• calistigi yerden ayrilirken gorevini iyi yaptigini belirtmek amaciyla birine verilen belge, temiz is kagidi.
  • futbolcunun tapusu. transfer döneminde adını sık sık duyduğumuz kiyat. bir çeşit "mavi boncuk kimdeyse benim gönlüm ondadır" malzemesi.
  • fransızca bon=iyi, service=hizmet. yani iyi hizmet
  • bir ayran markası*
  • kulübüyle sözleşmesi süren bir futbolcunun transferi için kulübüne ödenmesi gereken bedel olarak kullanılmaya devam edilse de geçerliliğini kaybetmiş bir kavramdır. bosman (jean marc bosman) olayından önce bir futbolcu, sözleşmesi bitse dahi kulübün malı olarak değerlendiriliyor ve kulübü bir başka kulübe transfer olabilmesi için bonservis tabir edilen bir bedel talep ediyordu. futbolcu ancak ve ancak bu bedel ödendiği takdirde bir başka kulüple sözleşme yapabiliyordu. aksi takdirde ya kulübünün önerdiği ücretle sözleşmesini uzatmak veya futbolu bırakmak zorunda kalıyordu. halbuki bosman’dan sonra bu iş değişti. bugün artık kulübüyle olan sözleşmesi sona eren bir futbolcu istediği herhangi bir kulübe imza atmak için böyle bir bedel ödemek zorunda değil. fakat bonservis kelimesi de halen kullanılmaya devam ediyor. oysa bugün kullanılan haliyle bonservis bildiğimiz tazminat anlamına geliyor. yani kulübüyle olan sözleşmesinin süresi bitmemiş olan bir futbolcu bu sürenin sonunu beklemeden başka bir takıma gitmek isterse sözleşmesinde belirtilmiş olan veya o anda kulüp tarafından belirlenen bedeli sözleşme bozma tazminatı olarak kulübüne ödemek zorunda. bir başka deyişle eğer siz sözleşmesi devam eden bir futbolcuyu takımınıza transfer etmek istiyorsanız bu tazminatı ödemeyi kabul etmek durumunda oluyorsunuz. bu da bir nevi futbolcu tapusu olarak işleyen ancak günümüzde geçersiz olan bonservisten çok farklı bir olay. neticede bonservis futbolcu alım satımını mümkün kılan bir kavramken bugün geçerli olan şey profesyonelliğe çok daha uygun olan sözleşme ve tazminat sistemidir. söz konusu tazminatların eski bonservis bedelleri gibi çok yüksek seviyelerde olması ise sözleşme imzalarken tazminat bedelinin ne olacağı konusunda herhangi bir madde koydurmayı ihmal eden veya alacağı ücretin cazibesinden ötürü bu konuda kulübe taviz veren futbolcuların neden olduğu bir durum. bu ihmal ya da taviz ise futbolcuları sözleşme süresinin sonuna dek eski bonservis dönemindeki gibi kulüplerin kölesi haline getirebiliyor. transferde bonservis kavramının kullanılmaya devam edilmesinin nedeni de kulüplerin sözleşme feshi için çok yüksek tazminatlar talep ederek futbolcu alıp satabildikleri eski günleri bir başka biçimde sürdürme alışkanlıklarının sonucu olarak karşımıza çıkıyor.

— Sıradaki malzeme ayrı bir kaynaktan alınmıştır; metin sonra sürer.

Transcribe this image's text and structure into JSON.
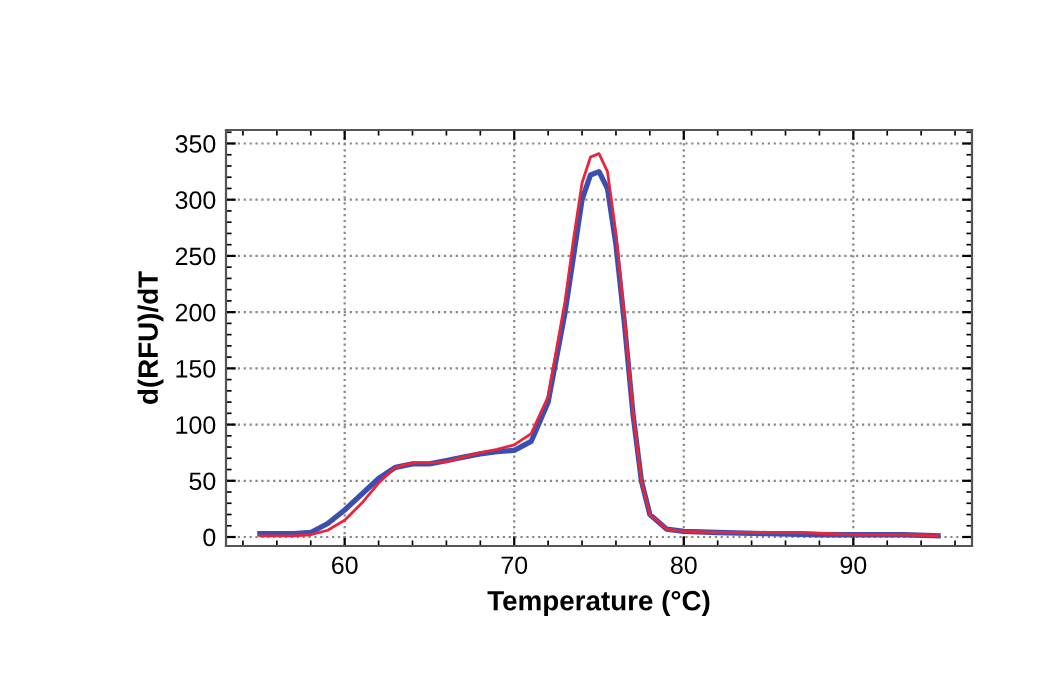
{
  "chart_data": {
    "type": "line",
    "xlabel": "Temperature (°C)",
    "ylabel": "d(RFU)/dT",
    "xlim": [
      53,
      97
    ],
    "xticks": [
      60,
      70,
      80,
      90
    ],
    "ylim": [
      -8,
      362
    ],
    "yticks": [
      0,
      50,
      100,
      150,
      200,
      250,
      300,
      350
    ],
    "grid": true,
    "line_style": "solid",
    "series": [
      {
        "color": "#3a4fb0",
        "x": [
          55,
          57,
          58,
          59,
          60,
          61,
          62,
          63,
          64,
          65,
          66,
          67,
          68,
          69,
          70,
          71,
          72,
          73,
          73.5,
          74,
          74.5,
          75,
          75.5,
          76,
          76.5,
          77,
          77.5,
          78,
          79,
          80,
          82,
          85,
          88,
          90,
          93,
          95
        ],
        "values": [
          3,
          3,
          4,
          12,
          24,
          38,
          52,
          62,
          65,
          65,
          68,
          71,
          74,
          76,
          77,
          85,
          120,
          200,
          250,
          300,
          322,
          325,
          310,
          260,
          190,
          110,
          50,
          20,
          7,
          5,
          4,
          3,
          2,
          2,
          2,
          1
        ]
      },
      {
        "color": "#e8253a",
        "x": [
          55,
          57,
          58,
          59,
          60,
          61,
          62,
          63,
          64,
          65,
          66,
          67,
          68,
          69,
          70,
          71,
          72,
          73,
          73.5,
          74,
          74.5,
          75,
          75.5,
          76,
          76.5,
          77,
          77.5,
          78,
          79,
          80,
          82,
          85,
          87,
          90,
          93,
          95
        ],
        "values": [
          1,
          1,
          2,
          6,
          15,
          30,
          48,
          62,
          66,
          66,
          67,
          71,
          75,
          78,
          82,
          92,
          125,
          210,
          265,
          315,
          338,
          341,
          325,
          270,
          195,
          112,
          50,
          20,
          7,
          5,
          4,
          4,
          4,
          2,
          2,
          1
        ]
      }
    ]
  }
}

  • ortama girdiği anda hakkında ille espri yapılan bir ayran markası. ben yapmasam, başkası yapıyor lan!
  • progressive baslik parasi
  • özellikle türkiye'de futbol için bu bedel, oyuncunun sözleşmede belirtilen yıllık maaşı'nın 3 ila 4.5 kat oranları arasında olmalı diye düşünüyorum. bu bedel serbest kalma bedeli olarak algılanmaksızın, yalnızca sözleşme tarafı olan kulübün transfer onayı verdikten sonra, talipli ile yapacağı pazarlıkta çıkabileceği üst limit olarak kabul edilmeli.

    örnekse trabzonspor gençlerbirliği kulübünden yıllık 300bin euro alan x bir oyuncuyu transfer etmek istedi. g.birliği'ne başvurusunu yaptı. olumlu yanıt geldi ve futbolcunun transferi için masaya oturuldu. iş bu görüşme sonucunda bahsi geçen x oyuncu; maksimum 300bin x 4.5 euro bedele satılabilmeli. bu bedelin altı kulüplerin tercihi olabilmeli ancak; üzeri yasal olmamalı.

    böylece yılda 150-200bin euro maaş alan yerli oyuncular 8-10 milyon euro bedelle satılmaya çalışılmaz.
  • bu konu konuşulduğunda hep elvir baliç in real madrid'e transferi aklıma gelir.
  • çalışılan yerden ayrılırken görevin iyi yapıldığına dair verilen belge.